Agents Of S.H.I.E.L.D. played spoilsport, wrapping up its 1931 setting quickly and tepidly as the urgency to deal with Freddy Malick came to a rushed conclusion. Some moral compexities are introduced in the form of time travel paradoxes but these mostly seem underwhelming in the little time the show devotes to dealing with them. Craig Titley’s script is mostly content in packing things up quickly and shoehorning the Zephyr a jump into the next point in time.
With Freddy Malick turning out to be HYDRA leader Gideon Malick’s father, the S.H.I.E.L.D. team is tasked with the morally ambiguous decision of saving him or killing him. Eliminating this potential future threat could result in a world where HYDRA is never formed but by extension, so is S.H.I.E.L.D. On the other hand, going by the “ripples not waves” theory, bumping off Malick so early could lead to a series of divergences and make for an unrecognizable future when the gang returns. We see Coulson and team frequently wrestle with this decision which provides for a decent conflict with member opinions divided.

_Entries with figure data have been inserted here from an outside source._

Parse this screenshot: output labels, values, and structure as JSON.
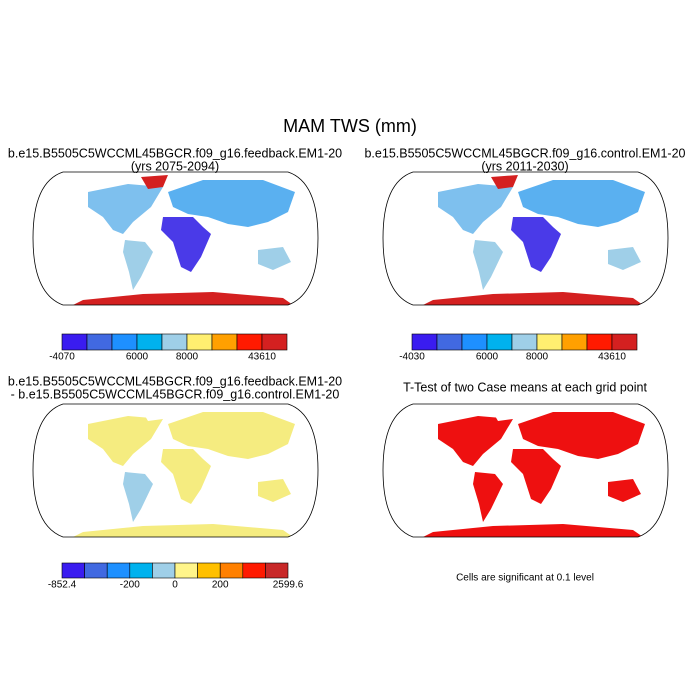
{
  "title": "MAM TWS (mm)",
  "panels": [
    {
      "title": [
        "b.e15.B5505C5WCCML45BGCR.f09_g16.feedback.EM1-20",
        "(yrs 2075-2094)"
      ],
      "colorbar": {
        "colors": [
          "#3a1cf0",
          "#4169e1",
          "#1e90ff",
          "#00b2ee",
          "#9fcfe8",
          "#ffef70",
          "#ffa000",
          "#ff1a00",
          "#d42020"
        ],
        "labels": [
          -4070,
          null,
          null,
          6000,
          null,
          8000,
          null,
          null,
          43610
        ]
      }
    },
    {
      "title": [
        "b.e15.B5505C5WCCML45BGCR.f09_g16.control.EM1-20",
        "(yrs 2011-2030)"
      ],
      "colorbar": {
        "colors": [
          "#3a1cf0",
          "#4169e1",
          "#1e90ff",
          "#00b2ee",
          "#9fcfe8",
          "#ffef70",
          "#ffa000",
          "#ff1a00",
          "#d42020"
        ],
        "labels": [
          -4030,
          null,
          null,
          6000,
          null,
          8000,
          null,
          null,
          43610
        ]
      }
    },
    {
      "title": [
        "b.e15.B5505C5WCCML45BGCR.f09_g16.feedback.EM1-20",
        "- b.e15.B5505C5WCCML45BGCR.f09_g16.control.EM1-20"
      ],
      "colorbar": {
        "colors": [
          "#3a1cf0",
          "#4169e1",
          "#1e90ff",
          "#00b2ee",
          "#9fcfe8",
          "#fff58a",
          "#ffc000",
          "#ff8000",
          "#ff1a00",
          "#c82828"
        ],
        "labels": [
          -852.4,
          null,
          null,
          -200,
          null,
          0,
          null,
          200,
          null,
          null,
          2599.6
        ]
      }
    },
    {
      "title": [
        "T-Test of two Case means at each grid point"
      ],
      "note": "Cells are significant at 0.1 level"
    }
  ]
}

Daisy’s temptation for killing Malick however could be achieved in a much better way: simply let the Chronicoms do their job. After all, isn’t that what they’re trying to accomplish? By leaving Malick strapped against a crate by himself, they would undoubtedly ensure he’s taken care of without having to deal with its moral consequences. The decision is compounded by their ship Zephyr suddenly kickstarting a countdown to the next time jump. A convenient plot contrivance as brushed off by self-deprecating humor Simmons explains that time jumps open up in specific points during their timeline over which have no control. I knew Agents Of S.H.I.E.L.D. was going to be an odyssey through the MCU’s history but I had no idea it would be this easily baked into the plot.

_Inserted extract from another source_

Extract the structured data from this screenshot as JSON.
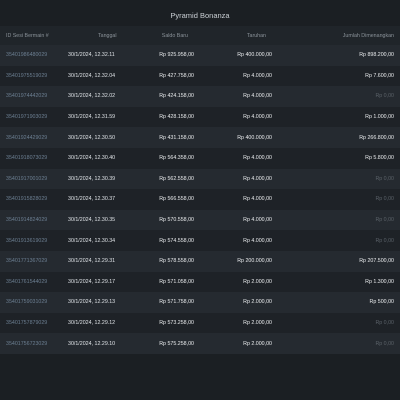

The car chases and run and gun action feels fairly straightforward, even by the show’s standards. The image of Daisy and Coulson shooting with a Thompson gun seemed more fun and promising in the trailers than it does here. It does remind you of the period gangster films as well as the video game Mafia. Even the fight between May and Enoch has okayish choreography. The show’s given May some really kickass fights but this definitely wasn’t it.
There’s some potentially good material in there as well. May’s emotional disconnect looks like a plot point waiting to be explored in future episodes. Either something snapped within her after Coulson’s demise or Enoch turned her into a partial Chronicom. Considering how lethal May already is, that’s a deadly combination and will turn almost everyone in the team except Mack, Fitz and Simmons superhuman. Speaking of Fitz, it’s unclear if we’ll see him again in future episodes but he’s brought up and it would be unlike S.H.I.E.L.D. to not bring him back.

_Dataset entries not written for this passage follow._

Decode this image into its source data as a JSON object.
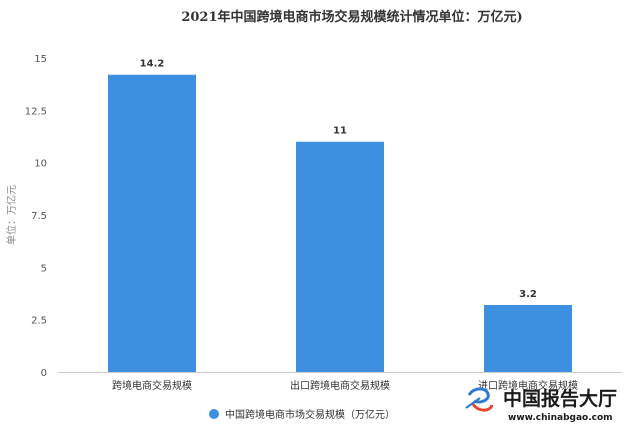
{
  "chart_data": {
    "type": "bar",
    "title": "2021年中国跨境电商市场交易规模统计情况单位：万亿元)",
    "ylabel": "单位：万亿元",
    "xlabel": "",
    "categories": [
      "跨境电商交易规模",
      "出口跨境电商交易规模",
      "进口跨境电商交易规模"
    ],
    "series": [
      {
        "name": "中国跨境电商市场交易规模（万亿元）",
        "values": [
          14.2,
          11,
          3.2
        ],
        "color": "#3d8fdf"
      }
    ],
    "data_labels": [
      "14.2",
      "11",
      "3.2"
    ],
    "ylim": [
      0,
      15
    ],
    "yticks": [
      0,
      2.5,
      5,
      7.5,
      10,
      12.5,
      15
    ],
    "ytick_labels": [
      "0",
      "2.5",
      "5",
      "7.5",
      "10",
      "12.5",
      "15"
    ],
    "grid": false,
    "legend": "bottom-center"
  },
  "watermark": {
    "brand": "中国报告大厅",
    "url": "www.chinabgao.com",
    "icon": "chinabgao-logo-icon"
  }
}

The connections to the MCU are quite fun even though we’re quite literally bombarded with those back-to-back. The vial carried by Malick is the early trappings of what would essentially become Abraham Erskine’s formula for the super soldier serum, first applied on Johann Schmidt (read the excellent Captain America: The Winter Soldier prequel comics to get a taste of Schmidt’s journey). I’m sure many would’ve made the connection in the previous episode itself but the vial stamped with HYDRA made it more obvious.
Among the good stuff, Koenig gets plenty to do and his reactions to the future tech seem somewhat mild for the stuff he’s shown. Still, it’s always fun to see what people from the past would have to think about the technological miracles they’re witness to; it puts how far we’ve come into some good perspective. The effects work continues to be good but I get the sense that the show is saving its budget for some flashy sequences in the future. On that front, I forgot to bring up the show’s brief but impressive 1930s style title card that carries over from the premiere.
On the whole, despite a lot going on, the plot seemed fairly filler material. While Agents Of S.H.I.E.L.D. isn’t a time travel show, it had some good potential to use that material which it squandered here. Of course knowing this show and the tempting prospect of fantasising on which time period they’ll jump to (I’m avoiding the trailers), it’ll be fun to see where the agents land up next.